Glosse

Der Rest der Welt

Foto: Getty Images/iStockphoto

Es ist 19.30 Uhr. Wie jeden Tag um diese Zeit sieht man mich in meiner Wohnung verzweifelt von Tür zu Tür tigern, um erst meine Kinder und dann meinen Mann um ein paar Schokoriegel oder Kekse anzubetteln. Aber meine Kids und mein Mann bleiben – wie jeden Tag – knallhart, sie rücken nichts raus, und ich bin doch so hungrig. »Du bist zuckerabhängig!«, analysiert mich meine beste Freundin. »Deine Blutzucker-Kurve steigt und fällt nonstop, und bei jedem Abfall der Kurve stopfst du wahllos Süßes in dich hinein.«

Meine Freundin schickt mich zu ihrem Diät-Guru »Gina, the Glucose Goddess«, um meinen Blutzucker-Pegel zu stabilisieren. Gina ist klein und drall, mit verstörend grell geblümten Klamotten und einem strengen Dutt. Sie sieht aus wie eine sadistische Kindergärtnerin aus einem Horrorfilm. Gina mustert mich mit ihren stechenden kleinen Augen, dann fragt sie mich nach meinen Essgewohnheiten, stuft mich sogleich als schwierigen Fall ein und empfiehlt ihr Rundum-Paket inklusive Blutzucker-Einpegelung, WhatsApp-Kontakt und Nährstoff-Verortung, was auch immer das alles heißen soll.

Sie lässt mich einige Vollmachten unterschreiben, grapscht sich meinen linken Arm und verpasst mir einen selbstklebenden Glukosespiegel-Tracker. Dann schnappt Gina sich mein Handy, tippt blitzschnell darauf herum, richtet ihre Blutzucker-Überwachungs-App ein, drückt mir ein Goodie-Bag mit gesunden Snacks in die Hand und schiebt mich unsanft aus der Tür.

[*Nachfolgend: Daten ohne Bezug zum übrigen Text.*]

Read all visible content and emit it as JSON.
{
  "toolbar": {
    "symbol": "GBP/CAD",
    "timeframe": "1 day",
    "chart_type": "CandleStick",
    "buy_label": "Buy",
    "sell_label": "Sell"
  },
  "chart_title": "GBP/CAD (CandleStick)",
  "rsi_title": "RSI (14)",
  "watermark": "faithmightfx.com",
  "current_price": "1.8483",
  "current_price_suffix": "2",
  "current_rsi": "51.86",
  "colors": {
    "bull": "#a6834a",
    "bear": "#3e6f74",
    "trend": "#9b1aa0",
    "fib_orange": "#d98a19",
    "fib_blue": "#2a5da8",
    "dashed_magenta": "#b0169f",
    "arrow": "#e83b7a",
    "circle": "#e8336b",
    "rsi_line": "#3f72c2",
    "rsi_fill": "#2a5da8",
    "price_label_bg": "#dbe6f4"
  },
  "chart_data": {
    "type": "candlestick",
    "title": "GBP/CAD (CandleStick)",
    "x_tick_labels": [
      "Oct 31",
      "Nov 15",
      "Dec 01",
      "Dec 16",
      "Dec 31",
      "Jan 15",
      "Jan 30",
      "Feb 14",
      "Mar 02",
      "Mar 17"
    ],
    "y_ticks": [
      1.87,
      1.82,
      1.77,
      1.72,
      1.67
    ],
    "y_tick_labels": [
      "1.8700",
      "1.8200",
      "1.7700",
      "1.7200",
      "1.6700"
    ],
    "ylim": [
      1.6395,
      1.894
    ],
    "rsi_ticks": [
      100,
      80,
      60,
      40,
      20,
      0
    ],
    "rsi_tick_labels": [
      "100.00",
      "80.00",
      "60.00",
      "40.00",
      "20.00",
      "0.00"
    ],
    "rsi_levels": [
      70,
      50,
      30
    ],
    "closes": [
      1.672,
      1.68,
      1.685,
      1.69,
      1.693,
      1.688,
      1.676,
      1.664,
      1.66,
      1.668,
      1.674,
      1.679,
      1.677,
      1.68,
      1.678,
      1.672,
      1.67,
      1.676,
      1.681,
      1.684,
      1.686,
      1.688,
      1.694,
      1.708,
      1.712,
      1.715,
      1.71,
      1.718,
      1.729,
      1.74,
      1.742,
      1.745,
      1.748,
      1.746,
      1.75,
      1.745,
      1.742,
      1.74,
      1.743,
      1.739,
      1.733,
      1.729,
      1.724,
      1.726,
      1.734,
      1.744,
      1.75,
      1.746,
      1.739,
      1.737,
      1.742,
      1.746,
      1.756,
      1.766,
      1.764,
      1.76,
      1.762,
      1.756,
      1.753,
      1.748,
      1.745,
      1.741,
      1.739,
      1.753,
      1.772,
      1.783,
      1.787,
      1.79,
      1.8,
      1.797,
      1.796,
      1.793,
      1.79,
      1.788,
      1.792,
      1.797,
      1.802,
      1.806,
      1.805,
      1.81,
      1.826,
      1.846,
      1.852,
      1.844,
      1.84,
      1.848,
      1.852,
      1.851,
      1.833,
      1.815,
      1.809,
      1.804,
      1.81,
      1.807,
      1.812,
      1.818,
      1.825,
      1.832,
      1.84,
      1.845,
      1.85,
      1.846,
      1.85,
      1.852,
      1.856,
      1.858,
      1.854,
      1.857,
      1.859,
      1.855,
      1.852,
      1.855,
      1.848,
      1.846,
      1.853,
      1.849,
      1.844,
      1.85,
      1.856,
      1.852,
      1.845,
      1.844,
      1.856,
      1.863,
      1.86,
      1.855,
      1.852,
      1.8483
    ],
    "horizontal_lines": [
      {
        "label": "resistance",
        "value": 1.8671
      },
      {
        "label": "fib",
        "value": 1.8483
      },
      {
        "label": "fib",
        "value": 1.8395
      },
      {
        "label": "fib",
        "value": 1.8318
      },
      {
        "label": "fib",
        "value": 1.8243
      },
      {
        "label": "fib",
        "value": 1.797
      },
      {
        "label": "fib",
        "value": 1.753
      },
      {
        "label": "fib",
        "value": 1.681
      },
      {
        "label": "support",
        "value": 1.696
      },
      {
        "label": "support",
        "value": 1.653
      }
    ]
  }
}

Zu Hause angekommen, durchwühle ich erst einmal den Küchenschrank und stopfe mir ein paar Butterkekse in den Mund.

Zu Hause angekommen, durchwühle ich erst einmal den Küchenschrank und stopfe mir ein paar Butterkekse in den Mund. Auf einmal schrillt ein jaulender Alarmton, meine Ohren fangen an zu klingeln vor lauter Schreck. Das Jaulen kommt direkt aus meinem Handy. Gina muss etwas an meinen Einstellungen verändert haben. Mit zitternden Fingern hebe ich ab. Ginas Stimme keift aus dem Lautsprecher: »Hören Sie auf, sich vollzustopfen, Ihr Blutzuckerspiegel steigt gerade rapide! Essen Sie lieber meine gesunden Snacks!«

Mit schwitzenden Händen drücke ich den Anruf weg und versuche, mein panikartiges Herzklopfen unter Kontrolle zu bekommen. Anscheinend werden meine Glukosedaten direkt per App zu Gina gebeamt. Eine unangenehme Vorstellung. Verzweifelt wühle ich in dem Goodie-Körbchen. Darin liegen einige Tüten mit Flohsamenschalen, die irgendwie nach Sägespänen schmecken, außerdem ein Päckchen mit kleinen braun-grauen Pellets, die wie Futter aus dem Streichelzoo riechen, und erdig schmeckende Erdnuss-Schalen-Flips. Na, das kann ja heiter werden.

Nach einigen schier endlos scheinenden Tagen bin ich ein anderer Mensch. Allein der Gedanke an Glukose ruft bei mir nervöse Zuckungen hervor. Ich bin sichtbar abgemagert, und die knusprigen Snacks von Gina bestelle ich jetzt im Abo direkt nach Hause. Nicht ganz billig, die kleinen Dinger, und auch die Treffen mit Gina gehen auf Dauer richtig ins Geld. Als kleines Zubrot vertreibe ich deshalb ab jetzt Ginas Wundersnacks im Internet. »Glukose-Götterspeise« heißt mein Online-Shop. Schauen Sie doch mal rein! Als Leser bekommen Sie die blutzuckerfreundlichen, köstlichen Schneckenschleim-Gums und Quallen-Crispies zum Einkaufspreis. Wie Sie mich erreichen können, wissen Sie ja!